De Eros al número 40.000: un siglo de vigilancia que se ha acelerado sin freno

Asteroide Eros
© NASA/NEAR Project (JHU/APL)., Public domain, via Wikimedia Commons

Todo empezó con Eros, descubierto en 1898. Durante décadas, el hallazgo de asteroides cercanos a la Tierra —los llamados NEA— avanzó con una lentitud casi artesanal. Eran otros tiempos: poca instrumentación, menos precisión y una vigilancia desigual del cielo. Pero esto cambió por completo con la llegada de telescopios dedicados al rastreo, primero en los noventa y después a partir de los años dos mil.

El salto ha sido tan grande que Luca Conversi, gerente del Centro de Coordinación de Objetos Cercanos a la Tierra de la ESA, lo define como una auténtica explosión:
—Pasamos de 1.000 NEA a principios del siglo a 15.000 en 2016, 30.000 en 2022 y más de 40.000 ahora.

Lo más sorprendente: 10.000 de estos objetos se han descubierto en apenas tres años. Una cifra que aumenta mientras se preparan telescopios aún más potentes, capaces de cerrar puntos ciegos que hoy siguen limitando el rastreo.

Instalaciones como el Vera C. Rubin en Chile o los nuevos telescopios Flyeye de la ESA marcarán el inicio de una etapa completamente distinta, en la que localizar decenas de miles de NEA más será cuestión de tiempo, no de suerte.

El siguiente reto: saber cuáles de esos asteroides importan de verdad

Asteroides
© NASA Hubble Space Telescope – Unsplash

Descubrir un NEA no es el final del trabajo. Es solo el principio. Cada objeto detectado obliga a estudiar su órbita durante años, décadas o, en algunos casos, siglos. Y aunque cerca de 2.000 de ellos presentan una probabilidad de impacto distinta de cero, la mayoría son demasiado pequeños para representar un riesgo real.

La buena noticia es que los asteroides realmente peligrosos —los de más de un kilómetro, los que podrían causar efectos globales— son precisamente los más fáciles de detectar, y casi todos están ya catalogados.

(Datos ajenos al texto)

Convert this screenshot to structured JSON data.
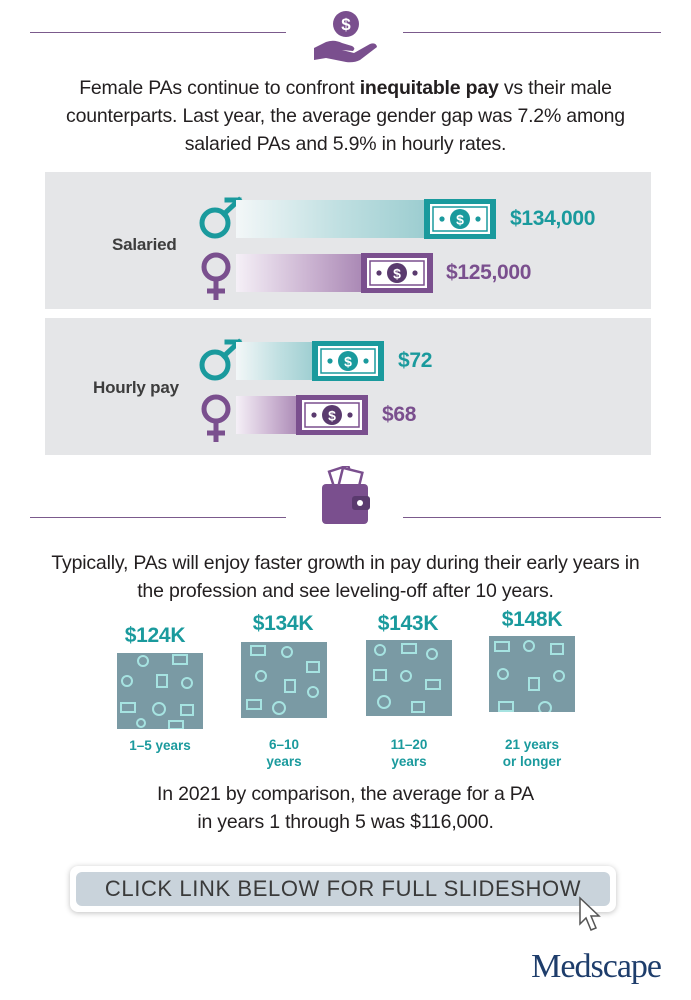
{
  "intro": {
    "before": "Female PAs continue to confront ",
    "bold": "inequitable pay",
    "after": " vs their male counterparts. Last year, the average gender gap was 7.2% among salaried PAs and 5.9% in hourly rates."
  },
  "salaried": {
    "label": "Salaried",
    "male_amount": "$134,000",
    "female_amount": "$125,000"
  },
  "hourly": {
    "label": "Hourly pay",
    "male_amount": "$72",
    "female_amount": "$68"
  },
  "growth": {
    "text": "Typically, PAs will enjoy faster growth in pay during their early years in the profession and see leveling-off after 10 years.",
    "tiers": [
      {
        "value": "$124K",
        "label_line1": "1–5 years",
        "label_line2": ""
      },
      {
        "value": "$134K",
        "label_line1": "6–10",
        "label_line2": "years"
      },
      {
        "value": "$143K",
        "label_line1": "11–20",
        "label_line2": "years"
      },
      {
        "value": "$148K",
        "label_line1": "21 years",
        "label_line2": "or longer"
      }
    ]
  },
  "comparison": {
    "line1": "In 2021 by comparison, the average for a PA",
    "line2": "in years 1 through 5 was $116,000."
  },
  "cta": {
    "label": "CLICK LINK BELOW FOR FULL SLIDESHOW"
  },
  "brand": {
    "logo": "Medscape"
  },
  "colors": {
    "male": "#1a9a9d",
    "female": "#7a4f8e",
    "panel": "#e5e6e8",
    "tile": "#7a9aa4",
    "brand": "#1e3d6b"
  },
  "icons": [
    "money-hand-icon",
    "male-symbol-icon",
    "female-symbol-icon",
    "dollar-bill-icon",
    "wallet-icon",
    "cursor-icon"
  ]
}
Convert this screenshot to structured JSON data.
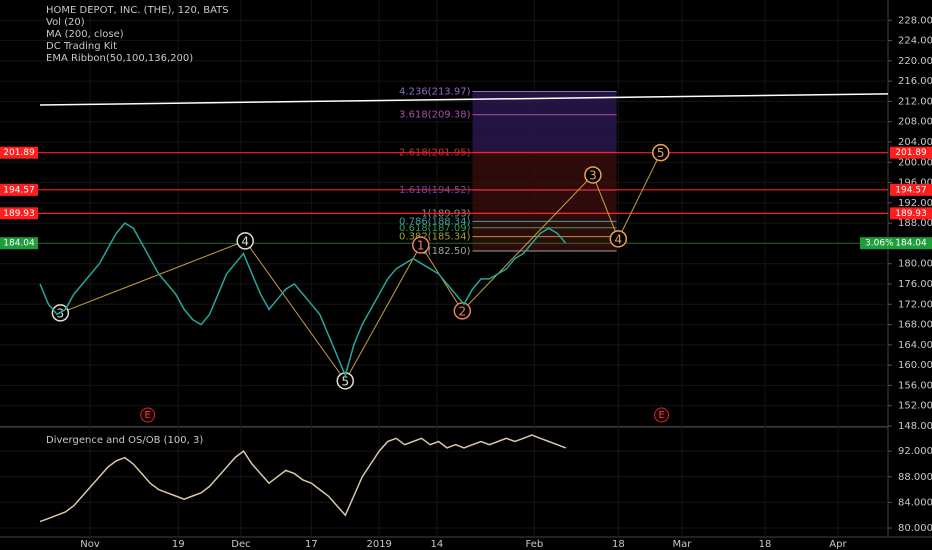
{
  "chart_data": [
    {
      "type": "line",
      "title": "HOME DEPOT, INC. (THE), 120, BATS",
      "indicators": [
        "Vol (20)",
        "MA (200, close)",
        "DC Trading Kit",
        "EMA Ribbon(50,100,136,200)"
      ],
      "color": "#26a69a",
      "values": [
        176,
        172,
        170,
        171,
        174,
        176,
        178,
        180,
        183,
        186,
        188,
        187,
        184,
        181,
        178,
        176,
        174,
        171,
        169,
        168,
        170,
        174,
        178,
        180,
        182,
        178,
        174,
        171,
        173,
        175,
        176,
        174,
        172,
        170,
        166,
        162,
        158,
        164,
        168,
        171,
        174,
        177,
        179,
        180,
        181,
        180,
        179,
        178,
        176,
        174,
        172,
        175,
        177,
        177,
        178,
        179,
        181,
        182,
        184,
        186,
        187,
        186,
        184.04
      ],
      "xlim": [
        0,
        100
      ],
      "xticks": [
        {
          "value": 5.9,
          "label": "Nov"
        },
        {
          "value": 16.3,
          "label": "19"
        },
        {
          "value": 23.7,
          "label": "Dec"
        },
        {
          "value": 32.0,
          "label": "17"
        },
        {
          "value": 40.0,
          "label": "2019"
        },
        {
          "value": 46.8,
          "label": "14"
        },
        {
          "value": 58.3,
          "label": "Feb"
        },
        {
          "value": 68.2,
          "label": "18"
        },
        {
          "value": 75.7,
          "label": "Mar"
        },
        {
          "value": 85.5,
          "label": "18"
        },
        {
          "value": 94.1,
          "label": "Apr"
        }
      ],
      "ylim": [
        148,
        232
      ],
      "yticks": [
        {
          "value": 148,
          "label": "148.00"
        },
        {
          "value": 152,
          "label": "152.00"
        },
        {
          "value": 156,
          "label": "156.00"
        },
        {
          "value": 160,
          "label": "160.00"
        },
        {
          "value": 164,
          "label": "164.00"
        },
        {
          "value": 168,
          "label": "168.00"
        },
        {
          "value": 172,
          "label": "172.00"
        },
        {
          "value": 176,
          "label": "176.00"
        },
        {
          "value": 180,
          "label": "180.00"
        },
        {
          "value": 184,
          "label": "184.00"
        },
        {
          "value": 188,
          "label": "188.00"
        },
        {
          "value": 192,
          "label": "192.00"
        },
        {
          "value": 196,
          "label": "196.00"
        },
        {
          "value": 200,
          "label": "200.00"
        },
        {
          "value": 204,
          "label": "204.00"
        },
        {
          "value": 208,
          "label": "208.00"
        },
        {
          "value": 212,
          "label": "212.00"
        },
        {
          "value": 216,
          "label": "216.00"
        },
        {
          "value": 220,
          "label": "220.00"
        },
        {
          "value": 224,
          "label": "224.00"
        },
        {
          "value": 228,
          "label": "228.00"
        }
      ],
      "levels": [
        {
          "value": 201.89,
          "color": "#ff1e1e"
        },
        {
          "value": 194.57,
          "color": "#ff1e1e"
        },
        {
          "value": 189.93,
          "color": "#ff1e1e"
        },
        {
          "value": 184.04,
          "color": "#1e9e3a"
        }
      ],
      "last_change": "3.06%",
      "trendline": [
        211.3,
        213.5
      ],
      "fib": [
        {
          "label": "4.236(213.97)",
          "value": 213.97,
          "color": "#8c6cc8"
        },
        {
          "label": "3.618(209.38)",
          "value": 209.38,
          "color": "#b04cb0"
        },
        {
          "label": "2.618(201.95)",
          "value": 201.95,
          "color": "#d03030"
        },
        {
          "label": "1.618(194.52)",
          "value": 194.52,
          "color": "#5050d0"
        },
        {
          "label": "1(189.93)",
          "value": 189.93,
          "color": "#9a8a8a"
        },
        {
          "label": "0.786(188.34)",
          "value": 188.34,
          "color": "#3ca0a0"
        },
        {
          "label": "0.618(187.09)",
          "value": 187.09,
          "color": "#30a060"
        },
        {
          "label": "0.382(185.34)",
          "value": 185.34,
          "color": "#a0a030"
        },
        {
          "label": "0(182.50)",
          "value": 182.5,
          "color": "#a0a0a0"
        }
      ],
      "waves": [
        {
          "label": "3",
          "x": 2.4,
          "y": 170.3,
          "color": "#e0e0d0"
        },
        {
          "label": "4",
          "x": 24.2,
          "y": 184.5,
          "color": "#e0e0d0"
        },
        {
          "label": "5",
          "x": 36,
          "y": 156.9,
          "color": "#e0e0d0"
        },
        {
          "label": "1",
          "x": 44.9,
          "y": 183.7,
          "color": "#f08060"
        },
        {
          "label": "2",
          "x": 49.8,
          "y": 170.7,
          "color": "#f08060"
        },
        {
          "label": "3",
          "x": 65.2,
          "y": 197.5,
          "color": "#f0a050"
        },
        {
          "label": "4",
          "x": 68.2,
          "y": 184.9,
          "color": "#f0a050"
        },
        {
          "label": "5",
          "x": 73.2,
          "y": 201.9,
          "color": "#f0a050"
        }
      ],
      "events": [
        {
          "label": "E",
          "x": 12.7
        },
        {
          "label": "E",
          "x": 73.3
        }
      ]
    },
    {
      "type": "line",
      "title": "Divergence and OS/OB (100, 3)",
      "color": "#d8c8a8",
      "values": [
        81,
        81.5,
        82,
        82.5,
        83.5,
        85,
        86.5,
        88,
        89.5,
        90.5,
        91,
        90,
        88.5,
        87,
        86,
        85.5,
        85,
        84.5,
        85,
        85.5,
        86.5,
        88,
        89.5,
        91,
        92,
        90,
        88.5,
        87,
        88,
        89,
        88.5,
        87.5,
        87,
        86,
        85,
        83.5,
        82,
        85,
        88,
        90,
        92,
        93.5,
        94,
        93,
        93.5,
        94,
        93,
        93.5,
        92.5,
        93,
        92.5,
        93,
        93.5,
        93,
        93.5,
        94,
        93.5,
        94,
        94.5,
        94,
        93.5,
        93,
        92.5
      ],
      "xlim": [
        0,
        100
      ],
      "ylim": [
        78.6,
        95.3
      ],
      "yticks": [
        {
          "value": 80,
          "label": "80.0000"
        },
        {
          "value": 84,
          "label": "84.0000"
        },
        {
          "value": 88,
          "label": "88.0000"
        },
        {
          "value": 92,
          "label": "92.0000"
        }
      ]
    }
  ]
}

El foco ahora está en un grupo mucho más escurridizo: los asteroides de 100 a 300 metros. No acabarían con la civilización, pero sí podrían devastar una región entera.

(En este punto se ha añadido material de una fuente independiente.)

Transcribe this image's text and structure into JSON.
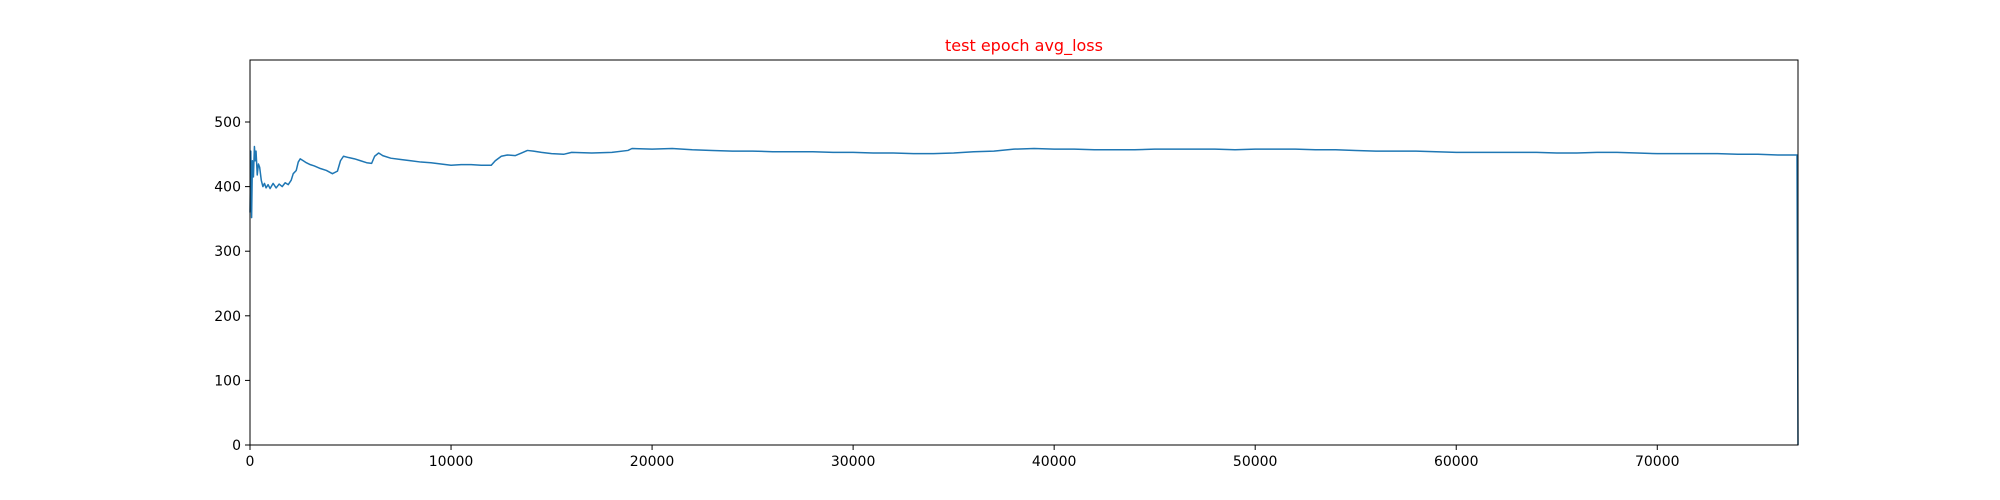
{
  "chart_data": {
    "type": "line",
    "title": "test epoch avg_loss",
    "title_color": "#ff0000",
    "xlabel": "",
    "ylabel": "",
    "xlim": [
      0,
      77000
    ],
    "ylim": [
      0,
      596
    ],
    "xticks": [
      0,
      10000,
      20000,
      30000,
      40000,
      50000,
      60000,
      70000
    ],
    "yticks": [
      0,
      100,
      200,
      300,
      400,
      500
    ],
    "grid": false,
    "line_color": "#1f77b4",
    "series": [
      {
        "values": [
          [
            0,
            360
          ],
          [
            40,
            455
          ],
          [
            80,
            352
          ],
          [
            120,
            440
          ],
          [
            170,
            415
          ],
          [
            220,
            462
          ],
          [
            260,
            440
          ],
          [
            300,
            455
          ],
          [
            360,
            418
          ],
          [
            420,
            435
          ],
          [
            480,
            430
          ],
          [
            560,
            410
          ],
          [
            640,
            400
          ],
          [
            720,
            405
          ],
          [
            800,
            398
          ],
          [
            900,
            403
          ],
          [
            1000,
            397
          ],
          [
            1150,
            405
          ],
          [
            1300,
            398
          ],
          [
            1450,
            404
          ],
          [
            1600,
            400
          ],
          [
            1750,
            406
          ],
          [
            1900,
            403
          ],
          [
            2050,
            410
          ],
          [
            2150,
            420
          ],
          [
            2300,
            425
          ],
          [
            2400,
            438
          ],
          [
            2500,
            443
          ],
          [
            2650,
            440
          ],
          [
            2800,
            437
          ],
          [
            3000,
            434
          ],
          [
            3200,
            432
          ],
          [
            3500,
            428
          ],
          [
            3800,
            425
          ],
          [
            4100,
            420
          ],
          [
            4350,
            424
          ],
          [
            4500,
            440
          ],
          [
            4650,
            447
          ],
          [
            4900,
            445
          ],
          [
            5200,
            443
          ],
          [
            5500,
            440
          ],
          [
            5800,
            437
          ],
          [
            6050,
            436
          ],
          [
            6200,
            447
          ],
          [
            6400,
            452
          ],
          [
            6600,
            448
          ],
          [
            7000,
            444
          ],
          [
            7500,
            442
          ],
          [
            8000,
            440
          ],
          [
            8500,
            438
          ],
          [
            9000,
            437
          ],
          [
            9500,
            435
          ],
          [
            10000,
            433
          ],
          [
            10500,
            434
          ],
          [
            11000,
            434
          ],
          [
            11500,
            433
          ],
          [
            12000,
            433
          ],
          [
            12200,
            440
          ],
          [
            12500,
            447
          ],
          [
            12800,
            449
          ],
          [
            13200,
            448
          ],
          [
            13500,
            452
          ],
          [
            13800,
            456
          ],
          [
            14100,
            455
          ],
          [
            14500,
            453
          ],
          [
            15000,
            451
          ],
          [
            15600,
            450
          ],
          [
            16000,
            453
          ],
          [
            17000,
            452
          ],
          [
            18000,
            453
          ],
          [
            18800,
            456
          ],
          [
            19000,
            459
          ],
          [
            20000,
            458
          ],
          [
            21000,
            459
          ],
          [
            22000,
            457
          ],
          [
            23000,
            456
          ],
          [
            24000,
            455
          ],
          [
            25000,
            455
          ],
          [
            26000,
            454
          ],
          [
            27000,
            454
          ],
          [
            28000,
            454
          ],
          [
            29000,
            453
          ],
          [
            30000,
            453
          ],
          [
            31000,
            452
          ],
          [
            32000,
            452
          ],
          [
            33000,
            451
          ],
          [
            34000,
            451
          ],
          [
            35000,
            452
          ],
          [
            36000,
            454
          ],
          [
            37000,
            455
          ],
          [
            38000,
            458
          ],
          [
            39000,
            459
          ],
          [
            40000,
            458
          ],
          [
            41000,
            458
          ],
          [
            42000,
            457
          ],
          [
            43000,
            457
          ],
          [
            44000,
            457
          ],
          [
            45000,
            458
          ],
          [
            46000,
            458
          ],
          [
            47000,
            458
          ],
          [
            48000,
            458
          ],
          [
            49000,
            457
          ],
          [
            50000,
            458
          ],
          [
            51000,
            458
          ],
          [
            52000,
            458
          ],
          [
            53000,
            457
          ],
          [
            54000,
            457
          ],
          [
            55000,
            456
          ],
          [
            56000,
            455
          ],
          [
            57000,
            455
          ],
          [
            58000,
            455
          ],
          [
            59000,
            454
          ],
          [
            60000,
            453
          ],
          [
            61000,
            453
          ],
          [
            62000,
            453
          ],
          [
            63000,
            453
          ],
          [
            64000,
            453
          ],
          [
            65000,
            452
          ],
          [
            66000,
            452
          ],
          [
            67000,
            453
          ],
          [
            68000,
            453
          ],
          [
            69000,
            452
          ],
          [
            70000,
            451
          ],
          [
            71000,
            451
          ],
          [
            72000,
            451
          ],
          [
            73000,
            451
          ],
          [
            74000,
            450
          ],
          [
            75000,
            450
          ],
          [
            76000,
            449
          ],
          [
            76950,
            449
          ],
          [
            77000,
            0
          ]
        ]
      }
    ]
  }
}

Los modelos indican que solo se conoce el 30% de estos objetos, lo que significa que el trabajo de detección está lejos de completarse. A pesar de ello, ninguna de las 40.000 rocas espaciales registradas supone una amenaza inmediata.

Pero la defensa planetaria no se basa en esperar. Se basa en prepararse.

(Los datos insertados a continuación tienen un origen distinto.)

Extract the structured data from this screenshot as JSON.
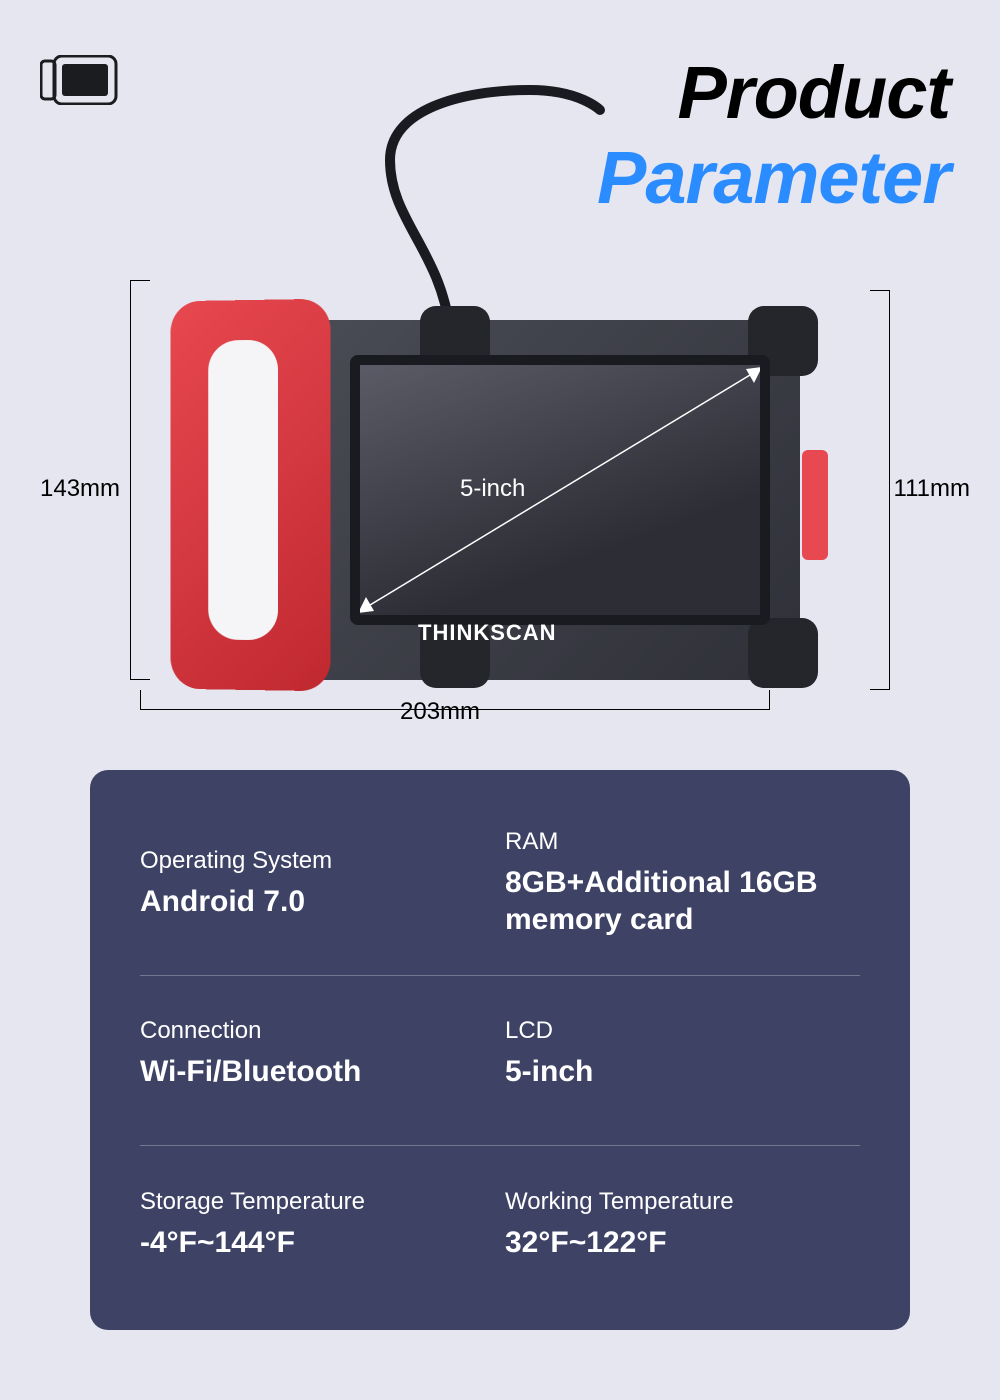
{
  "colors": {
    "page_bg": "#e5e6f0",
    "title_black": "#000000",
    "title_blue": "#2a8cff",
    "spec_card_bg": "#3e4366",
    "spec_text": "#ffffff",
    "device_body": "#3a3b44",
    "device_accent": "#e84850",
    "icon_stroke": "#1b1c20"
  },
  "header": {
    "line1": "Product",
    "line2": "Parameter"
  },
  "diagram": {
    "height_left": "143mm",
    "height_right": "111mm",
    "width_bottom": "203mm",
    "screen_size": "5-inch",
    "brand": "THINKSCAN"
  },
  "specs": {
    "rows": [
      {
        "label": "Operating System",
        "value": "Android 7.0"
      },
      {
        "label": "RAM",
        "value": "8GB+Additional 16GB memory card"
      },
      {
        "label": "Connection",
        "value": "Wi-Fi/Bluetooth"
      },
      {
        "label": "LCD",
        "value": "5-inch"
      },
      {
        "label": "Storage Temperature",
        "value": "-4°F~144°F"
      },
      {
        "label": "Working Temperature",
        "value": "32°F~122°F"
      }
    ]
  }
}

De mirar el cielo a desviar asteroides: cómo se está construyendo la defensa planetaria moderna

Una detección sirve de poco sin una estrategia que permita responder. La ESA y la NASA ya están dando pasos sólidos: la misión Hera viaja hacia Dimorphos para estudiar los efectos del impacto de la misión DART, el primer ensayo real de desvío de un asteroide.

La idea es simple, pero ambiciosa: convertir esta técnica en un protocolo fiable para proteger la Tierra de futuros impactos. Y no es el único proyecto. Misiones como Ramses —en camino al asteroide Apophis— o el telescopio espacial infrarrojo NEOMIR, diseñado para vigilar el lado diurno del cielo donde ahora tenemos un enorme punto ciego, refuerzan esta estrategia global.

La defensa planetaria ya no es un concepto de ciencia ficción. Es un campo tecnológico en plena expansión, impulsado por una cifra que seguirá creciendo: esos 40.000 asteroides que, desde ahora, forman parte de nuestra vigilancia permanente.